Failure to comply with the disclosure timeline or format can result in a trading suspension. Under Rule 6.01(1), the HKEX may suspend trading in an issuer’s securities if it considers that the issuer has failed to disclose price-sensitive information. A delayed or inaccurate poll results announcement is considered price-sensitive, as it directly affects shareholders’ ability to assess the outcome of a vote.

The HKEX’s disciplinary powers include public reprimands, fines, and, in severe cases, a direction to the issuer to convene a fresh shareholder meeting. A 2025 case (HKEX Disciplinary Committee Decision 2025-03) involved an issuer that submitted an incorrect vote count in its preliminary announcement, stating that a resolution had been passed when it had not. The error was discovered 6 hours later, and the issuer published a corrective announcement. The HKEX suspended trading for 2 days and imposed a fine of HKD 3 million. The issuer was also required to appoint an independent reviewer to audit its disclosure controls.

The remedial step for a late filing is to file the announcement immediately and then submit a formal explanation to the HKEX. The HKEX will assess whether the delay was due to a “system failure” or “circumstances beyond the issuer’s control.” A simple administrative error, such as a forgotten password to the EDIS system, is not considered a valid excuse. The HKEX’s Guidance Letter GL92-18 (updated 2024) provides a non-exhaustive list of acceptable reasons, which includes a power outage at the issuer’s registered office or a failure of the EDIS system itself.

Correcting Errors in a Filed Announcement

If an error is discovered in a filed announcement, the issuer must publish a corrective announcement as soon as possible. The corrective announcement must be clearly labelled as a “Correction to the Poll Results Announcement” and must include a detailed explanation of the error and the corrected figures.

The HKEX does not permit the withdrawal of a filed announcement. Once an announcement is submitted to EDIS, it is considered a public document. The issuer cannot simply delete it and re-file.
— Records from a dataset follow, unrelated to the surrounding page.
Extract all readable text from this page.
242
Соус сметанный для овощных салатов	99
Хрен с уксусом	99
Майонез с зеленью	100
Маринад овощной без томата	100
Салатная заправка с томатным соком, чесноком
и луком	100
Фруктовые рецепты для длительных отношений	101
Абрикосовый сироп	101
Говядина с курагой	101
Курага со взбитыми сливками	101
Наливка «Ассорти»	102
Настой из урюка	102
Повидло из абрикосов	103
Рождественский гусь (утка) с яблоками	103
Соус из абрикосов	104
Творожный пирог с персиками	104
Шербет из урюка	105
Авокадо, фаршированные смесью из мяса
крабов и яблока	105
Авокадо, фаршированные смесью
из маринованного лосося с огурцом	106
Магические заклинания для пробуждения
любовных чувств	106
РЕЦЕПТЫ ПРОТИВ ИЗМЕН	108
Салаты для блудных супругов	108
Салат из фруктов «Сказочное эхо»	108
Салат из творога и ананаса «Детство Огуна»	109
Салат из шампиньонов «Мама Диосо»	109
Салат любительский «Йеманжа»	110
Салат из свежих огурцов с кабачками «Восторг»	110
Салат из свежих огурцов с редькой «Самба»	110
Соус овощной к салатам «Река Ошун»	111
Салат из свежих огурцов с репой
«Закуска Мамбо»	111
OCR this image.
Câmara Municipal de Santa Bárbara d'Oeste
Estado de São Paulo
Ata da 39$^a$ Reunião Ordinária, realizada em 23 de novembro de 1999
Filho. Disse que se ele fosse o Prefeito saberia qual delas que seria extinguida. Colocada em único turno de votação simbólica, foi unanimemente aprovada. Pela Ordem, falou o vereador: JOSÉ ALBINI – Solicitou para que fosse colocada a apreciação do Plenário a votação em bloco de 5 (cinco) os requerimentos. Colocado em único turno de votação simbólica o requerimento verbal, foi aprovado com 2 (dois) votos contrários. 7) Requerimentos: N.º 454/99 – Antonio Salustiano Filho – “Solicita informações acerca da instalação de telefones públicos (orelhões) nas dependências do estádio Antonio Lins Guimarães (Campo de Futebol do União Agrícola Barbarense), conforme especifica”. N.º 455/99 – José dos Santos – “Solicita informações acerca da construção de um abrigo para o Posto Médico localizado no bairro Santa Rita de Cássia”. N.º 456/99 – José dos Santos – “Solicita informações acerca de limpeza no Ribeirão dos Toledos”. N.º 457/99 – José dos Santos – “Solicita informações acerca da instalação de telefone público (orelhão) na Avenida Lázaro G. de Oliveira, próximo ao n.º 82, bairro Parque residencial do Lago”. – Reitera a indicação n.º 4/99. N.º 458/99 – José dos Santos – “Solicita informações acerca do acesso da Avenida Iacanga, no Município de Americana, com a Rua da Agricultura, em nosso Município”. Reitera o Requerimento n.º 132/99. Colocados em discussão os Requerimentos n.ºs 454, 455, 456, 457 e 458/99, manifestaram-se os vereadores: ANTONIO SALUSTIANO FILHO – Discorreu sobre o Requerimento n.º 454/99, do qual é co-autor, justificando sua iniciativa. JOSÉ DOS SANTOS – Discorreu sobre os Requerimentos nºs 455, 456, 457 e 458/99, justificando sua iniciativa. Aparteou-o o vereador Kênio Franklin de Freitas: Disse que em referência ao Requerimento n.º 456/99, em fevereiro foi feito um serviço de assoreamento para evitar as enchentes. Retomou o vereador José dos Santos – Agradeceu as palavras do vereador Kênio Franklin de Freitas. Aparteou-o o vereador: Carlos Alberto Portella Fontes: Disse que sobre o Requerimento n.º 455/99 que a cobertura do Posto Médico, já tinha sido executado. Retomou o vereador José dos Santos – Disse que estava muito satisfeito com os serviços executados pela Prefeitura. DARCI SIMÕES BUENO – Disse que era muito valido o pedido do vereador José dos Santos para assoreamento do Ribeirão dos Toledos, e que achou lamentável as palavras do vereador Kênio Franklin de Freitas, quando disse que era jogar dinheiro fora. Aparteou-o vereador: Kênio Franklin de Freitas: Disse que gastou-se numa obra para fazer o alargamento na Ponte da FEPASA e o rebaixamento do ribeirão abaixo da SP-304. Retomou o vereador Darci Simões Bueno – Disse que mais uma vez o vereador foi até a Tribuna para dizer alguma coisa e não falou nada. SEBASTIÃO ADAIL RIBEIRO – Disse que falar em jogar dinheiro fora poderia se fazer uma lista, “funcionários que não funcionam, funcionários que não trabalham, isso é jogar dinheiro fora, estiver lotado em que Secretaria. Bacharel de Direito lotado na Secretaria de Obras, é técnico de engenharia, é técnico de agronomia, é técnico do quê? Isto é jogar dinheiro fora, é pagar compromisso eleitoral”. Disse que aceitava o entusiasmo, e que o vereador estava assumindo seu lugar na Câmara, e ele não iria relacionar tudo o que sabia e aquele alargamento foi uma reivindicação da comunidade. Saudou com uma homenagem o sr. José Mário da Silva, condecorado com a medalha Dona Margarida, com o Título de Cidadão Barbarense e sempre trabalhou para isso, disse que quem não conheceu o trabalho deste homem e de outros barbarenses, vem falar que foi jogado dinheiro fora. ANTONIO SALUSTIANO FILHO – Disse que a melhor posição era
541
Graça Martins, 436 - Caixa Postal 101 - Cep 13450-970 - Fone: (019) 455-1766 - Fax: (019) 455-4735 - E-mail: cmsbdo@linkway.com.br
Instead, the issuer must file a corrective announcement, and the original announcement remains on the HKEX’s website. This creates a permanent record of the error, which can be used by the SFC or the HKEX in future enforcement actions.

A best practice is to have a second legal counsel or a company secretary independently verify the vote count and the format of the announcement before filing. The cost of a pre-filing review is negligible compared to the potential fines and reputational damage from a public error.

Actionable Takeaways for Issuers

  1. Pre-draft both the preliminary and detailed announcements before the meeting, including the standardised table from Appendix 24, and have them ready for immediate filing within 30 minutes of the chairman’s closing statement.
  2. Ensure the scrutineer’s report is signed and dated at the meeting, and that the scrutineer has confirmed the identity of all proxy holders, as mandated by the 2025 amendment to Rule 13.45.
  3. For connected transaction or whitewash resolutions, obtain pre-clearance from the HKEX’s Listing Division on the timeline and content of the announcement, particularly if there is any risk of delay due to outstanding regulatory conditions.
  4. Appoint a dedicated compliance officer to monitor the EDIS system for confirmation of receipt; a failure of the announcement to upload is not an excuse for a late filing, and the issuer must contact the HKEX’s Market Surveillance team immediately if a system issue arises.
  5. Conduct a post-meeting audit of the disclosure process within 5 business days, reviewing the accuracy of the vote count, the format of the announcement, and the timeliness of the filing, to identify any procedural gaps before the next shareholder meeting.